Metadata-Version: 2.1
Name: bitermplus
Version: 0.6.11
Summary: Biterm Topic Model
Home-page: https://github.com/maximtrp/bitermplus
Author: maximtrp
Author-email: maximtrp@gmail.com
License: MIT
Keywords: topic model,machine learning,nlp
Platform: UNKNOWN
Classifier: License :: OSI Approved :: MIT License
Classifier: Operating System :: OS Independent
Classifier: Programming Language :: Python :: 3
Classifier: Topic :: Scientific/Engineering :: Information Analysis
Classifier: Topic :: Text Processing :: General
Description-Content-Type: text/markdown
License-File: LICENSE

# Biterm Topic Model

[![CircleCI](https://circleci.com/gh/maximtrp/bitermplus.svg?style=shield)](https://circleci.com/gh/maximtrp/bitermplus)
[![Documentation Status](https://readthedocs.org/projects/bitermplus/badge/?version=latest)](https://bitermplus.readthedocs.io/en/latest/?badge=latest)
[![Codacy Badge](https://app.codacy.com/project/badge/Grade/192b6a75449040ff868932a15ca28ce9)](https://www.codacy.com/gh/maximtrp/bitermplus/dashboard?utm_source=github.com&amp;utm_medium=referral&amp;utm_content=maximtrp/bitermplus&amp;utm_campaign=Badge_Grade)
[![Issues](https://img.shields.io/github/issues/maximtrp/bitermplus.svg)](https://github.com/maximtrp/bitermplus/issues)
[![Downloads](https://img.shields.io/pypi/dm/bitermplus)](https://pypi.org/project/bitermplus/)
[![Downloads](https://pepy.tech/badge/bitermplus)](https://pepy.tech/project/bitermplus)
![PyPI](https://img.shields.io/pypi/v/bitermplus)

*Bitermplus* implements [Biterm topic model](https://citeseerx.ist.psu.edu/viewdoc/download?doi=10.1.1.402.4032&rep=rep1&type=pdf) for short texts introduced by Xiaohui Yan, Jiafeng Guo, Yanyan Lan, and Xueqi Cheng. Actually, it is a cythonized version of [BTM](https://github.com/xiaohuiyan/BTM). This package is also capable of computing *perplexity* and *semantic coherence* metrics.

## Development

Please note that bitermplus is actively improved.
Refer to [documentation](https://bitermplus.readthedocs.io) to stay up to date.

## Requirements

* cython
* numpy
* pandas
* scipy
* scikit-learn
* tqdm

## Setup

### Linux and Windows

There should be no issues with installing *bitermplus* under these OSes.
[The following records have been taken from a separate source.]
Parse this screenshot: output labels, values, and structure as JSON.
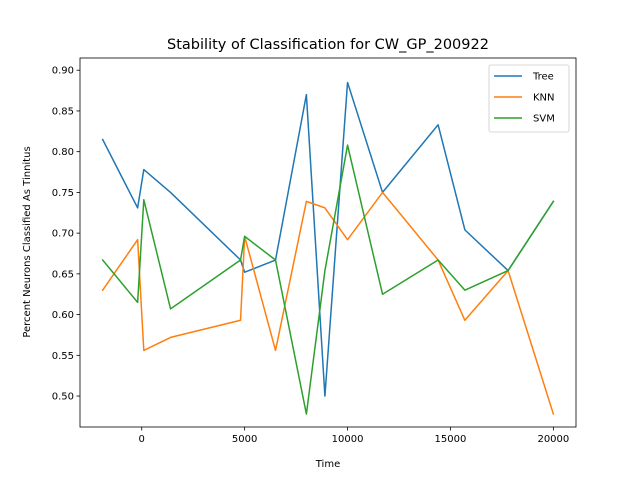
{
  "chart_data": {
    "type": "line",
    "title": "Stability of Classification for CW_GP_200922",
    "xlabel": "Time",
    "ylabel": "Percent Neurons Classified As Tinnitus",
    "xlim": [
      -3000,
      21100
    ],
    "ylim": [
      0.462,
      0.915
    ],
    "xticks": [
      0,
      5000,
      10000,
      15000,
      20000
    ],
    "xtick_labels": [
      "0",
      "5000",
      "10000",
      "15000",
      "20000"
    ],
    "yticks": [
      0.5,
      0.55,
      0.6,
      0.65,
      0.7,
      0.75,
      0.8,
      0.85,
      0.9
    ],
    "ytick_labels": [
      "0.50",
      "0.55",
      "0.60",
      "0.65",
      "0.70",
      "0.75",
      "0.80",
      "0.85",
      "0.90"
    ],
    "grid": false,
    "legend_position": "top-right",
    "series": [
      {
        "name": "Tree",
        "color": "#1f77b4",
        "x": [
          -1900,
          -200,
          100,
          1400,
          4800,
          5000,
          6500,
          8000,
          8900,
          10000,
          11700,
          14400,
          15700,
          17800,
          20000
        ],
        "y": [
          0.815,
          0.731,
          0.778,
          0.75,
          0.667,
          0.652,
          0.667,
          0.87,
          0.5,
          0.885,
          0.75,
          0.833,
          0.704,
          0.654,
          0.739
        ]
      },
      {
        "name": "KNN",
        "color": "#ff7f0e",
        "x": [
          -1900,
          -200,
          100,
          1400,
          4800,
          5000,
          6500,
          8000,
          8900,
          10000,
          11700,
          14400,
          15700,
          17800,
          20000
        ],
        "y": [
          0.63,
          0.692,
          0.556,
          0.572,
          0.593,
          0.696,
          0.556,
          0.739,
          0.731,
          0.692,
          0.75,
          0.667,
          0.593,
          0.654,
          0.478
        ]
      },
      {
        "name": "SVM",
        "color": "#2ca02c",
        "x": [
          -1900,
          -200,
          100,
          1400,
          4800,
          5000,
          6500,
          8000,
          8900,
          10000,
          11700,
          14400,
          15700,
          17800,
          20000
        ],
        "y": [
          0.667,
          0.615,
          0.741,
          0.607,
          0.667,
          0.696,
          0.667,
          0.478,
          0.654,
          0.808,
          0.625,
          0.667,
          0.63,
          0.654,
          0.739
        ]
      }
    ]
  }
}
You can install the package directly from PyPi.

```bash
pip install bitermplus
```

Or from this repo:

```bash
pip install git+https://github.com/maximtrp/bitermplus.git
```

### Mac OS

First, you need to install XCode CLT and [Homebrew](https://brew.sh).
Then, install `libomp` using `brew`:

```bash
xcode-select --install
brew install libomp
pip3 install bitermplus
```

## Example

### Model fitting

```python
import bitermplus as btm
import numpy as np
import pandas as pd

# IMPORTING DATA
df = pd.read_csv(
    'dataset/SearchSnippets.txt.gz', header=None, names=['texts'])
texts = df['texts'].str.strip().tolist()

# PREPROCESSING
# Obtaining terms frequency in a sparse matrix and corpus vocabulary
X, vocabulary, vocab_dict = btm.get_words_freqs(texts)
tf = np.array(X.sum(axis=0)).ravel()
# Vectorizing documents
docs_vec = btm.get_vectorized_docs(texts, vocabulary)
docs_lens = list(map(len, docs_vec))
# Generating biterms
biterms = btm.get_biterms(docs_vec)

# INITIALIZING AND RUNNING MODEL
model = btm.BTM(
    X, vocabulary, seed=12321, T=8, M=20, alpha=50/8, beta=0.01)
model.fit(biterms, iterations=20)
p_zd = model.transform(docs_vec)

# METRICS
perplexity = btm.perplexity(model.matrix_topics_words_, p_zd, X, 8)
coherence = btm.coherence(model.matrix_topics_words_, X, M=20)
# or
perplexity = model.perplexity_
coherence = model.coherence_
```

### Results visualization

You need to install [tmplot](https://github.com/maximtrp/tmplot) first.

```python
import tmplot as tmp
tmp.report(model=model, docs=texts)
```

![Report interface](images/topics_terms_plots.png)

## Tutorial

There is a [tutorial](https://bitermplus.readthedocs.io/en/latest/tutorial.html)
in documentation that covers the important steps of topic modeling (including
stability measures and results visualization).